We were on our way to a movie theater; I had ordered take-out from a popular burger place. As is customary when my family attends movies, I carried a handbag the size of the state of Rhode Island; perfect for filling with our own delectables. Who needs Skittles, Raisinets or the standard vat of school-bus hued popcorn?
Damn! All I wanted was my already paid for order. A projected fifteen minute wait had stretched to thirty, and I was on a schedule. Stupers (short for unfeasibly stupid persons) stood between our theatrical feast and me.
I’d been waiting for the customer before me to get her pecan pie order and leave. Slicing a piece evidently required as much preparation and clearance as securing a taxi for Mr. President. The worker in charge of cutting the pie polished his knife so carefully, that when he paused to view his image in it, he smiled and stated, “I could practically count my nose hairs on this thing.”
The actual slicing and dishing out took a solid three minutes.
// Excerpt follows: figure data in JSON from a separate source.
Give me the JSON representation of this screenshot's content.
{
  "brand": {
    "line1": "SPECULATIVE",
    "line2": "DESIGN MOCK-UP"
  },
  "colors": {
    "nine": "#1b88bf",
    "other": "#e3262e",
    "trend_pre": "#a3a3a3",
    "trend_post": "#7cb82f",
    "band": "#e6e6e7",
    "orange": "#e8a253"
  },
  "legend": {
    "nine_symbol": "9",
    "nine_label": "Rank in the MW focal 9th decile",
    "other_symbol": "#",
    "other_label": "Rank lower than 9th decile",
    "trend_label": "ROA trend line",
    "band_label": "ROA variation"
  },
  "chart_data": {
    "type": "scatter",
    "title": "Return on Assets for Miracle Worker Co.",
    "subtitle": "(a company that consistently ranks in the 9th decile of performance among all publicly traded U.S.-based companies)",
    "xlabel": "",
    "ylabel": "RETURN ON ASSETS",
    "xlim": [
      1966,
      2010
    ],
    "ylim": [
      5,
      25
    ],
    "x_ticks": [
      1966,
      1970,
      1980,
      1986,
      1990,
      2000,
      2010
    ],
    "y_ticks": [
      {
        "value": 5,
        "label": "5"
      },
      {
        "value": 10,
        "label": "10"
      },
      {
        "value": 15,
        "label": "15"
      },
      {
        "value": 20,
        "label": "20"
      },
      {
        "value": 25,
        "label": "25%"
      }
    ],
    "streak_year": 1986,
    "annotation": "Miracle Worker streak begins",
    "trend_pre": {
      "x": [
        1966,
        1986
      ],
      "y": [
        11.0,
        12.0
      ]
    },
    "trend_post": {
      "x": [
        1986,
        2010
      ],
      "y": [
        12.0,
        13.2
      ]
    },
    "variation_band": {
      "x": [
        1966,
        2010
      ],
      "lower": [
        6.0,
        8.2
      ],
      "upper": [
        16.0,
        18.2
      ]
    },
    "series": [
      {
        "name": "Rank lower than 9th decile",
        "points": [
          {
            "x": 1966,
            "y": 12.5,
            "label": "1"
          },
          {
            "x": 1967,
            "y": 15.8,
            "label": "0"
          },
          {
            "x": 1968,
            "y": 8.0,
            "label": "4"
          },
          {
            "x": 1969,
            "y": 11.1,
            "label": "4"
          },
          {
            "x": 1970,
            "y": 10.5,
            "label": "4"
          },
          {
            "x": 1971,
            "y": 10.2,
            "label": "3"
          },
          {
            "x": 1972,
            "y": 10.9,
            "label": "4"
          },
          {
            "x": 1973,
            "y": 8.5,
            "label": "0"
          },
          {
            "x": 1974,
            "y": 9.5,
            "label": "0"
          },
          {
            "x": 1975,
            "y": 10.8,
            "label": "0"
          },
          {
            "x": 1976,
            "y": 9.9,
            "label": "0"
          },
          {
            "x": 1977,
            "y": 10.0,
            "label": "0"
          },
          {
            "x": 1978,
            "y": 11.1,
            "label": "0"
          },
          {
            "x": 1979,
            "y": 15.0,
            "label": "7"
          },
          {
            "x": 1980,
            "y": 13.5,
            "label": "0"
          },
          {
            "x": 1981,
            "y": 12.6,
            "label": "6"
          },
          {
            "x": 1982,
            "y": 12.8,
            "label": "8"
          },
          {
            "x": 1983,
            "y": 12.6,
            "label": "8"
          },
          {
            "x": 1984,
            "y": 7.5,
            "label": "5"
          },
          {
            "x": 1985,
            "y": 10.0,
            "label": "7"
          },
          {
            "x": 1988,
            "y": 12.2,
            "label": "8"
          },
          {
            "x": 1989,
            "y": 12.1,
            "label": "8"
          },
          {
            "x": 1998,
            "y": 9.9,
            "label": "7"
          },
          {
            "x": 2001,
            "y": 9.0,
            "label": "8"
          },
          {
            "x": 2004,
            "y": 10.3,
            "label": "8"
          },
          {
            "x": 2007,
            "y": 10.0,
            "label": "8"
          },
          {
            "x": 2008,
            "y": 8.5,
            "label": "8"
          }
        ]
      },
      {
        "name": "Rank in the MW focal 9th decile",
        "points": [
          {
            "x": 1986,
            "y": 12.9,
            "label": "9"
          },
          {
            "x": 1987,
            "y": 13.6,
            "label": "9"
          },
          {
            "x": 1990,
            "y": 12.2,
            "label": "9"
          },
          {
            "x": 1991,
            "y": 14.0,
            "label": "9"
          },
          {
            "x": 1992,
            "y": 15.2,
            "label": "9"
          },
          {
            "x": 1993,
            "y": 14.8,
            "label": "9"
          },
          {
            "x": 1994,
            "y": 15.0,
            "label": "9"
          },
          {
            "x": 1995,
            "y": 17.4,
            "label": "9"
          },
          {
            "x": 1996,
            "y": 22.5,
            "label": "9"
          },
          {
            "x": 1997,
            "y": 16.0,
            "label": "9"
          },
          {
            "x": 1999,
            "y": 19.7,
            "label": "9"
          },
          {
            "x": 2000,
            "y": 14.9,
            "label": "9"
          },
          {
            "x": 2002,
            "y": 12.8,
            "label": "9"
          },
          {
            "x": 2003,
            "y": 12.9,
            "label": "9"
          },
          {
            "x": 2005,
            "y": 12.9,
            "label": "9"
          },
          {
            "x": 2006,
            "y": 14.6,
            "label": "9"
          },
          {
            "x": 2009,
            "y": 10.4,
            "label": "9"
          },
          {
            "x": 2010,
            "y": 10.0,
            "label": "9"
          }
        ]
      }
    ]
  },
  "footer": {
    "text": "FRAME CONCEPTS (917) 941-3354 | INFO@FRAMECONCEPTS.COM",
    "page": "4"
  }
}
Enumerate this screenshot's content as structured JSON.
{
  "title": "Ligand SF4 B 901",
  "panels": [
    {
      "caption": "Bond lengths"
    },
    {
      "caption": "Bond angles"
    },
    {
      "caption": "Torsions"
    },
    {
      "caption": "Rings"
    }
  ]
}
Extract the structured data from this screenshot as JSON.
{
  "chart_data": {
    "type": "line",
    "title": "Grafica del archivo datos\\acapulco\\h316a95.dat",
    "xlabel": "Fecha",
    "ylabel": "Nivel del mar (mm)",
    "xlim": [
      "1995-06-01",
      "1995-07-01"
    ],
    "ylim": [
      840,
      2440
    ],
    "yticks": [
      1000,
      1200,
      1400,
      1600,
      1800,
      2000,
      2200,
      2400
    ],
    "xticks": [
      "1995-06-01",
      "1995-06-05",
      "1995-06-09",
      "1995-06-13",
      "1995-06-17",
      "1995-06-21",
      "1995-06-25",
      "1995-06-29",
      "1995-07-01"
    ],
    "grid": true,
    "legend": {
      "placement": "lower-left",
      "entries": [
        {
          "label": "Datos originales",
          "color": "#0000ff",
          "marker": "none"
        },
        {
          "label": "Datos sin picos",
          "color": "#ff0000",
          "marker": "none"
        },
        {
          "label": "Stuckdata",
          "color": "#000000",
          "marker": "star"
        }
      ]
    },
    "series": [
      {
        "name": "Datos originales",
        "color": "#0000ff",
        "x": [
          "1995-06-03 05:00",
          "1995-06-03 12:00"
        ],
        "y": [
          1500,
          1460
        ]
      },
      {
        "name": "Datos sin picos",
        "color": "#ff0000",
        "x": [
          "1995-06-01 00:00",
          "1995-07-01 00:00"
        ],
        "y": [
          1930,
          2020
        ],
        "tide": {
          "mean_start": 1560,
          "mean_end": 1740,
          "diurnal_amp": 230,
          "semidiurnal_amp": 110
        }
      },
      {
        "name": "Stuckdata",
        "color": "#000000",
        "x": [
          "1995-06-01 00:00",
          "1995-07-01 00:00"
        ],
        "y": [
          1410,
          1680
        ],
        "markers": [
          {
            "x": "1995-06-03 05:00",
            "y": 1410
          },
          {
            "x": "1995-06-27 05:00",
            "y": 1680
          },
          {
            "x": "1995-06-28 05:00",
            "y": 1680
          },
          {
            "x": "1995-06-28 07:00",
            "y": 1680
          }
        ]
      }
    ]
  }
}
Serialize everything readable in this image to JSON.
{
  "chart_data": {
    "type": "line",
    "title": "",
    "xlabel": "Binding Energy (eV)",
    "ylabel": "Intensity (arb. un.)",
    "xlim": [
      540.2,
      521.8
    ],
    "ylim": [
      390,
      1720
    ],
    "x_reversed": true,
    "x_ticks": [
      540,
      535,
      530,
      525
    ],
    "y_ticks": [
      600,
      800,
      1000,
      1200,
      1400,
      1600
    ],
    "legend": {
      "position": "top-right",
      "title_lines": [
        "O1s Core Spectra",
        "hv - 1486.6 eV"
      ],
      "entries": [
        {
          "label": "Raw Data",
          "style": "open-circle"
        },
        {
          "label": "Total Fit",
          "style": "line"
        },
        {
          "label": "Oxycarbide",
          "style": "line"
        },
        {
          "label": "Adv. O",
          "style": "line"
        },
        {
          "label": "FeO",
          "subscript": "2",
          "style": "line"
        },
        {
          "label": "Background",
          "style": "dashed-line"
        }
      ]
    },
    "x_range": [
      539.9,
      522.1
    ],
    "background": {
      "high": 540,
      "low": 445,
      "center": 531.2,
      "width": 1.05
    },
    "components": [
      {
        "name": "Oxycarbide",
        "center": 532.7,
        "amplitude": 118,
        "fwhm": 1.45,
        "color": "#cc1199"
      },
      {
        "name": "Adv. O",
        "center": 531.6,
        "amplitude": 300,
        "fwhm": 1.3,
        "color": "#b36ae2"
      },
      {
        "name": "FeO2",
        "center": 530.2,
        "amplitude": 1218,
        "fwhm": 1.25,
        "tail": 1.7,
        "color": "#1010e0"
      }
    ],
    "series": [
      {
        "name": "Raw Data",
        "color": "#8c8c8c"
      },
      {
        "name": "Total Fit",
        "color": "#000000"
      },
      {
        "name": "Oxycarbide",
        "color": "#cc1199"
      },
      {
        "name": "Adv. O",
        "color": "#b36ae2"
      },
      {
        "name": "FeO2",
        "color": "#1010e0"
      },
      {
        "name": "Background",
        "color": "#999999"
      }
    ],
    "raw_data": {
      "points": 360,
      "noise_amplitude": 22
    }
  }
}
I could wait no longer. I felt bitter and alone. Visions of screaming uncontrollably danced in my head.
Fortunately, the bitterness didn’t last long. While grousing about the shop’s imperfections, I came to an understanding. All the employees looked happy and hard working. They were doing their best. Granted, I was in a rush and my order was only six feet away from me. So what if the hamburgers and fries were lukewarm? They’d hardly stay hot on our trek to the theater anyway. Would I be happier if I threw an enormous tantrum, demanded my money back and gave a lengthy lecture on the care and handling of waiting customers? Maybe. But I knew that if I took their lack of prompt, efficient, attentive service in stride and displayed kindness instead of madness, I’d feel happier.
I lassoed the dedicated latte-making employee and asked her, very pleasantly, to hand over my order. She said, “I’ll have to get someone else to do that for you.” But when she realized that all she had to do was grab and pass, she gave me my bag. (Oh, don’t worry; I untied her before I left).
As with most relationships, you take the good with the stupid. I knew I was right. It was no great challenge for any one of the four employees to pause a few seconds from taking an order or a payment or to reach out between creating cappuccinos to give me my order. But I also knew that sometimes, it’s better to be kind than right.
I sincerely hope that I’ve set a good example of tolerance and patience for my dear, intelligent readers. Happy New Year and my very best wishes to all!